Food poisoning is actually more common than is generally suspected in both dogs and people. Often, gastrointestinal upset and illness is attributed to a virus or some cause other than what is actually to blame. Bacterial causes of food poisoning, like Staphylococcus, have a short incubation period between ingestion and illness. Foods usually associated with bacterial food poisoning include milk and products made with dairy (e.g., potato and chicken salads, cream-filled bakery products), sausages, and gravy. Piecrust can act as an insulator and incubate bacterial growth in the filling—even while in the refrigerator. Other foods that have been recognized to cause food poisoning in dogs are raw fish, undercooked meat, and eggs, which can carry Salmonella.
Refrigerators should be regularly purged of old foods—but keep in mind that many dogs are masters at raiding garbage containers. Dogs should not be left unsupervised around garbage cans and wastebaskets, and owners should select trashcans that can be stored in a secure place and can be made dog-proof.

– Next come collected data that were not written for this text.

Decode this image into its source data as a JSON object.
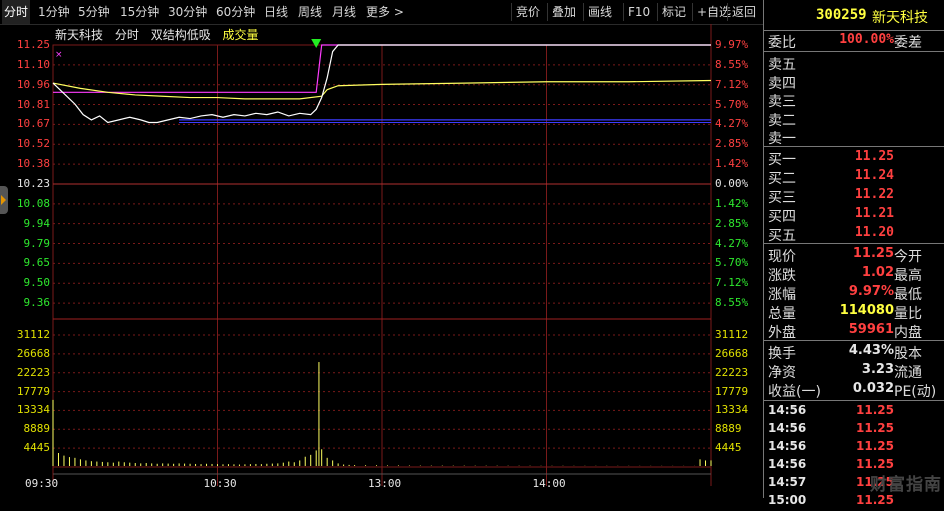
{
  "toolbar": {
    "left": [
      "分时",
      "1分钟",
      "5分钟",
      "15分钟",
      "30分钟",
      "60分钟",
      "日线",
      "周线",
      "月线",
      "更多 >"
    ],
    "right": [
      "竞价",
      "叠加",
      "画线",
      "F10",
      "标记",
      "+自选",
      "返回"
    ]
  },
  "caption": {
    "name": "新天科技",
    "mode": "分时",
    "indicator": "双结构低吸",
    "volume": "成交量"
  },
  "chart_data": {
    "type": "line",
    "prev_close": 10.23,
    "price_axis": {
      "ticks": [
        "11.25",
        "11.10",
        "10.96",
        "10.81",
        "10.67",
        "10.52",
        "10.38",
        "10.23",
        "10.08",
        "9.94",
        "9.79",
        "9.65",
        "9.50",
        "9.36"
      ],
      "pct_ticks": [
        "9.97%",
        "8.55%",
        "7.12%",
        "5.70%",
        "4.27%",
        "2.85%",
        "1.42%",
        "0.00%",
        "1.42%",
        "2.85%",
        "4.27%",
        "5.70%",
        "7.12%",
        "8.55%"
      ]
    },
    "volume_axis": {
      "ticks": [
        "31112",
        "26668",
        "22223",
        "17779",
        "13334",
        "8889",
        "4445"
      ]
    },
    "x_labels": [
      "09:30",
      "10:30",
      "13:00",
      "14:00"
    ],
    "series": [
      {
        "values": [
          [
            0,
            10.96
          ],
          [
            4,
            10.88
          ],
          [
            8,
            10.8
          ],
          [
            11,
            10.72
          ],
          [
            14,
            10.68
          ],
          [
            17,
            10.71
          ],
          [
            20,
            10.66
          ],
          [
            24,
            10.68
          ],
          [
            28,
            10.7
          ],
          [
            32,
            10.68
          ],
          [
            35,
            10.66
          ],
          [
            38,
            10.66
          ],
          [
            42,
            10.68
          ],
          [
            46,
            10.7
          ],
          [
            50,
            10.69
          ],
          [
            54,
            10.71
          ],
          [
            58,
            10.72
          ],
          [
            62,
            10.7
          ],
          [
            66,
            10.72
          ],
          [
            70,
            10.71
          ],
          [
            74,
            10.73
          ],
          [
            78,
            10.72
          ],
          [
            82,
            10.74
          ],
          [
            86,
            10.71
          ],
          [
            90,
            10.73
          ],
          [
            94,
            10.72
          ],
          [
            96,
            10.76
          ],
          [
            98,
            10.85
          ],
          [
            100,
            11.0
          ],
          [
            102,
            11.2
          ],
          [
            104,
            11.25
          ],
          [
            240,
            11.25
          ]
        ]
      },
      {
        "values": [
          [
            0,
            10.96
          ],
          [
            10,
            10.92
          ],
          [
            20,
            10.89
          ],
          [
            30,
            10.87
          ],
          [
            40,
            10.86
          ],
          [
            50,
            10.85
          ],
          [
            60,
            10.85
          ],
          [
            70,
            10.84
          ],
          [
            80,
            10.84
          ],
          [
            90,
            10.84
          ],
          [
            98,
            10.86
          ],
          [
            100,
            10.91
          ],
          [
            104,
            10.94
          ],
          [
            120,
            10.95
          ],
          [
            150,
            10.96
          ],
          [
            180,
            10.97
          ],
          [
            210,
            10.97
          ],
          [
            240,
            10.98
          ]
        ]
      }
    ],
    "overlay_levels": [
      11.25,
      10.89,
      10.68,
      10.66
    ],
    "volumes": [
      [
        0,
        17800
      ],
      [
        2,
        3500
      ],
      [
        4,
        2800
      ],
      [
        6,
        2400
      ],
      [
        8,
        2200
      ],
      [
        10,
        1800
      ],
      [
        12,
        1500
      ],
      [
        14,
        1300
      ],
      [
        16,
        1200
      ],
      [
        18,
        1100
      ],
      [
        20,
        1000
      ],
      [
        22,
        900
      ],
      [
        24,
        1200
      ],
      [
        26,
        1000
      ],
      [
        28,
        900
      ],
      [
        30,
        800
      ],
      [
        32,
        700
      ],
      [
        34,
        800
      ],
      [
        36,
        700
      ],
      [
        38,
        600
      ],
      [
        40,
        700
      ],
      [
        42,
        650
      ],
      [
        44,
        600
      ],
      [
        46,
        700
      ],
      [
        48,
        650
      ],
      [
        50,
        600
      ],
      [
        52,
        550
      ],
      [
        54,
        500
      ],
      [
        56,
        600
      ],
      [
        58,
        550
      ],
      [
        60,
        500
      ],
      [
        62,
        450
      ],
      [
        64,
        500
      ],
      [
        66,
        450
      ],
      [
        68,
        400
      ],
      [
        70,
        450
      ],
      [
        72,
        500
      ],
      [
        74,
        550
      ],
      [
        76,
        500
      ],
      [
        78,
        600
      ],
      [
        80,
        650
      ],
      [
        82,
        700
      ],
      [
        84,
        900
      ],
      [
        86,
        1200
      ],
      [
        88,
        1000
      ],
      [
        90,
        1500
      ],
      [
        92,
        2500
      ],
      [
        94,
        3000
      ],
      [
        96,
        4200
      ],
      [
        97,
        28000
      ],
      [
        98,
        4500
      ],
      [
        100,
        2200
      ],
      [
        102,
        1500
      ],
      [
        104,
        700
      ],
      [
        106,
        400
      ],
      [
        108,
        300
      ],
      [
        110,
        250
      ],
      [
        114,
        200
      ],
      [
        118,
        200
      ],
      [
        122,
        150
      ],
      [
        126,
        150
      ],
      [
        130,
        120
      ],
      [
        134,
        100
      ],
      [
        138,
        100
      ],
      [
        142,
        100
      ],
      [
        146,
        90
      ],
      [
        150,
        90
      ],
      [
        154,
        80
      ],
      [
        158,
        80
      ],
      [
        162,
        80
      ],
      [
        166,
        70
      ],
      [
        170,
        70
      ],
      [
        174,
        70
      ],
      [
        178,
        60
      ],
      [
        182,
        60
      ],
      [
        186,
        60
      ],
      [
        190,
        50
      ],
      [
        194,
        50
      ],
      [
        198,
        50
      ],
      [
        202,
        50
      ],
      [
        206,
        45
      ],
      [
        210,
        45
      ],
      [
        214,
        40
      ],
      [
        218,
        40
      ],
      [
        222,
        40
      ],
      [
        226,
        35
      ],
      [
        230,
        35
      ],
      [
        234,
        30
      ],
      [
        236,
        1800
      ],
      [
        238,
        1500
      ],
      [
        240,
        1500
      ]
    ],
    "colors": {
      "price": "#ffffff",
      "avg": "#ffff60",
      "limit": "#ff3cff",
      "low": "#3c3cff",
      "volume": "#ffff60",
      "grid": "#7a1a1a"
    },
    "marker": "green-down-arrow-at-limit-up"
  },
  "panel": {
    "code": "300259",
    "name": "新天科技",
    "webi_label": "委比",
    "webi_value": "100.00%",
    "wecha_label": "委差",
    "sells": [
      "卖五",
      "卖四",
      "卖三",
      "卖二",
      "卖一"
    ],
    "buys": [
      {
        "label": "买一",
        "price": "11.25"
      },
      {
        "label": "买二",
        "price": "11.24"
      },
      {
        "label": "买三",
        "price": "11.22"
      },
      {
        "label": "买四",
        "price": "11.21"
      },
      {
        "label": "买五",
        "price": "11.20"
      }
    ],
    "stats": [
      {
        "l": "现价",
        "v": "11.25",
        "color": "#ff4040",
        "r": "今开"
      },
      {
        "l": "涨跌",
        "v": "1.02",
        "color": "#ff4040",
        "r": "最高"
      },
      {
        "l": "涨幅",
        "v": "9.97%",
        "color": "#ff4040",
        "r": "最低"
      },
      {
        "l": "总量",
        "v": "114080",
        "color": "#ffff40",
        "r": "量比"
      },
      {
        "l": "外盘",
        "v": "59961",
        "color": "#ff4040",
        "r": "内盘"
      }
    ],
    "stats2": [
      {
        "l": "换手",
        "v": "4.43%",
        "color": "#e6e6e6",
        "r": "股本"
      },
      {
        "l": "净资",
        "v": "3.23",
        "color": "#e6e6e6",
        "r": "流通"
      },
      {
        "l": "收益(一)",
        "v": "0.032",
        "color": "#e6e6e6",
        "r": "PE(动)"
      }
    ],
    "ticks": [
      {
        "t": "14:56",
        "p": "11.25"
      },
      {
        "t": "14:56",
        "p": "11.25"
      },
      {
        "t": "14:56",
        "p": "11.25"
      },
      {
        "t": "14:56",
        "p": "11.25"
      },
      {
        "t": "14:57",
        "p": "11.25"
      },
      {
        "t": "15:00",
        "p": "11.25"
      }
    ]
  },
  "watermark": "财富指南"
}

Teething puppies, large-breed dogs, and dogs brought up on “people food” are among those most likely to get into the garbage, as are bored dogs. This brings up one of the most central tenets of caring for dogs: Owners are duty-bound to provide a safe environment for their animals.

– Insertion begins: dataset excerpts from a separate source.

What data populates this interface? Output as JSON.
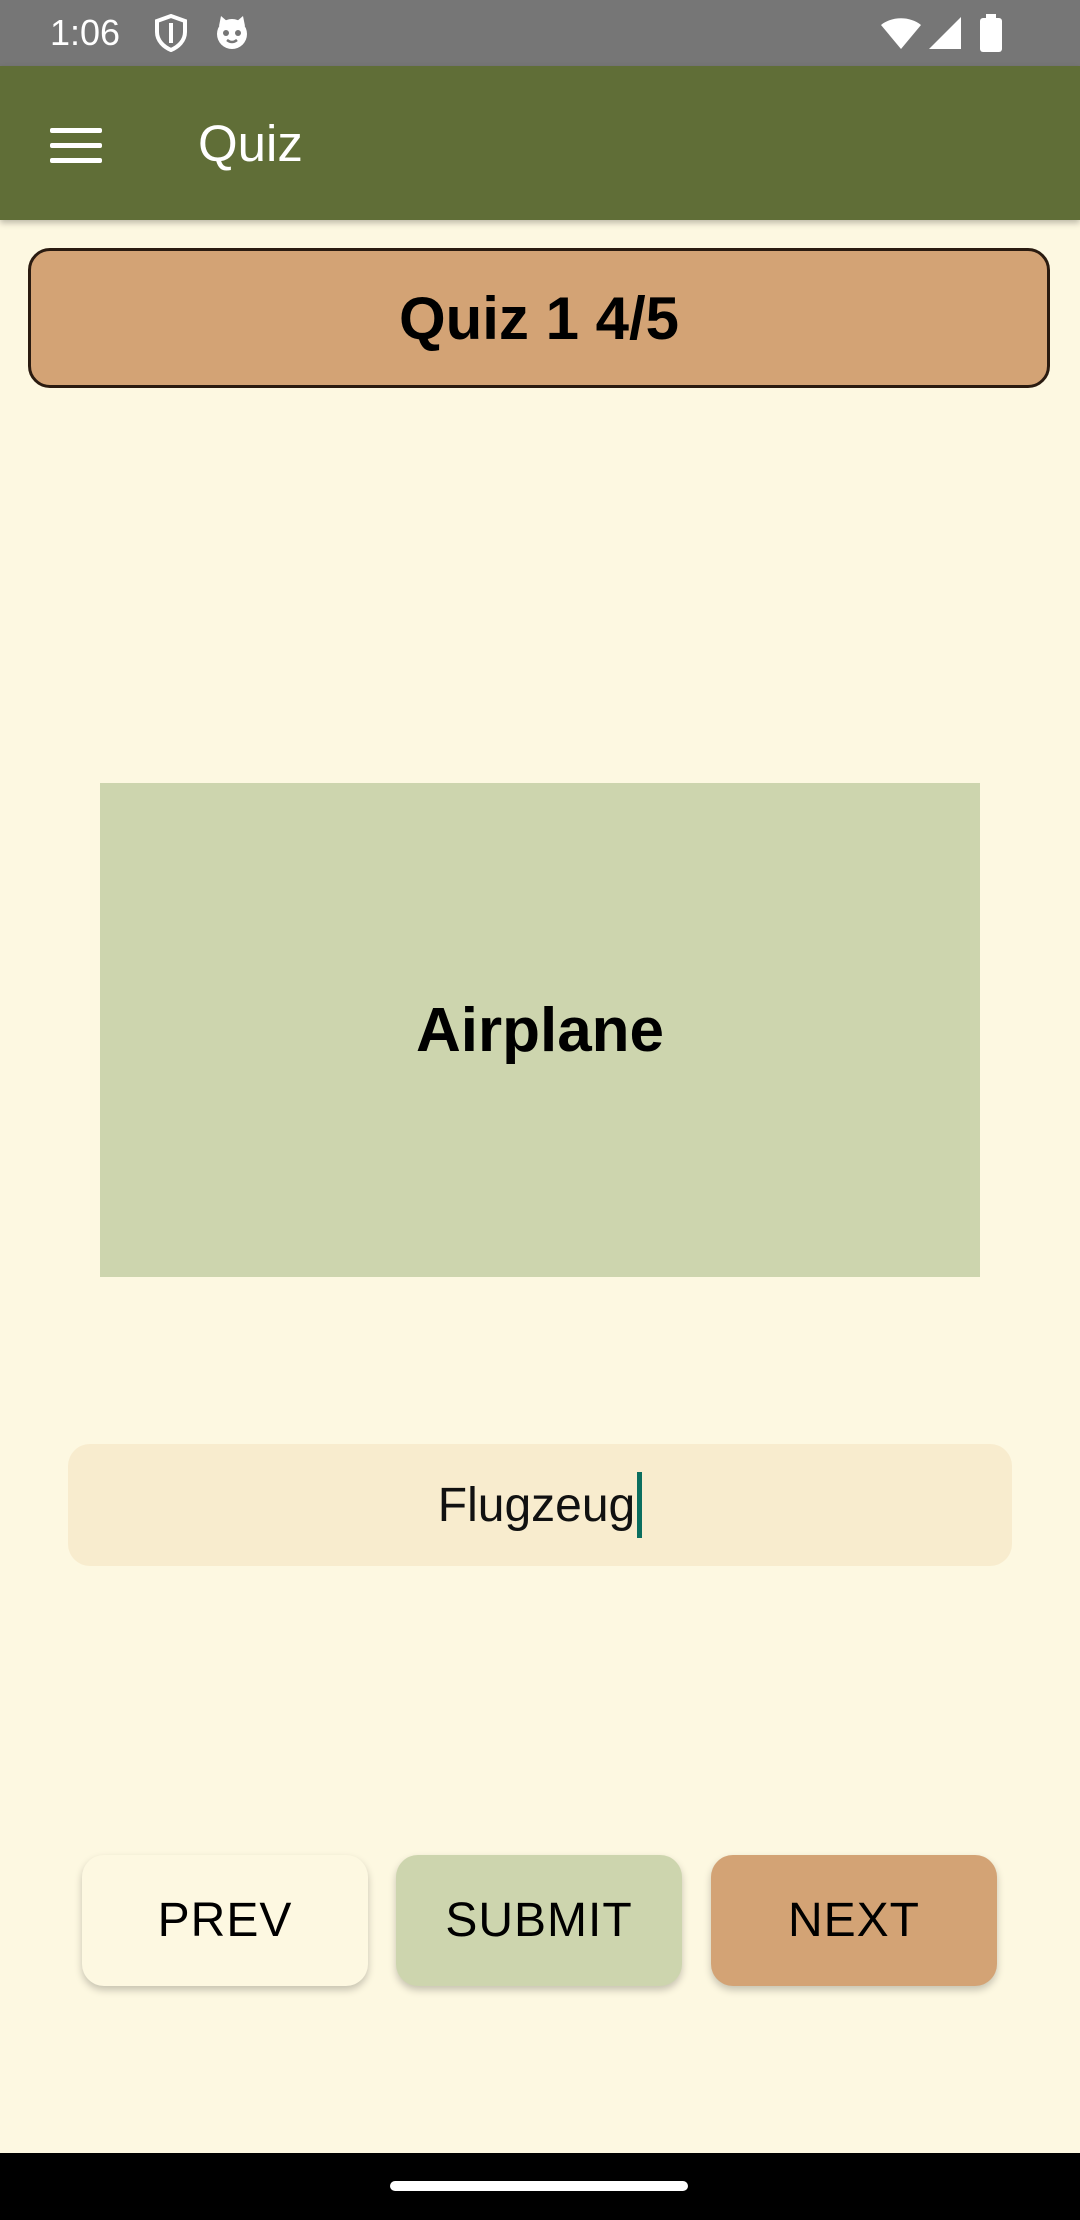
{
  "status_bar": {
    "time": "1:06",
    "icons": [
      "shield-icon",
      "cat-icon",
      "wifi-icon",
      "signal-icon",
      "battery-icon"
    ]
  },
  "app_bar": {
    "title": "Quiz",
    "menu_icon": "hamburger-menu-icon"
  },
  "quiz": {
    "header": "Quiz 1 4/5",
    "word": "Airplane",
    "answer_value": "Flugzeug"
  },
  "buttons": {
    "prev": "PREV",
    "submit": "SUBMIT",
    "next": "NEXT"
  },
  "colors": {
    "app_bar": "#606E37",
    "background": "#FDF8E1",
    "header_card": "#D3A375",
    "word_card": "#CDD5AE",
    "answer_field": "#F8ECCE",
    "status_bar": "#767676"
  }
}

Food poisoning can take on many appearances with very different clinical signs, but typically it results in nausea, salivation, vomiting, diarrhea, cramping, abdominal pain, inappetence, and dizziness. Often a low-grade fever is present. In one study, 20 percent of dogs fed old eggs, moldy cheese, and spoiled gravy showed a mild fever when they presented to the veterinary hospital.
Although the signs of food poisoning can appear rapidly and be dramatic, the majority of dogs recover completely. Unless animals continue to vomit, treatment for food poisoning victims is primarily supportive.
Prevention of food poisoning in our dogs is entirely up to the owner and consists of housing dogs in safe surroundings, disposing of food items in secure dog-proof containers, and not leaving dogs unsupervised for long periods. So don't forget to clean out your refrigerator!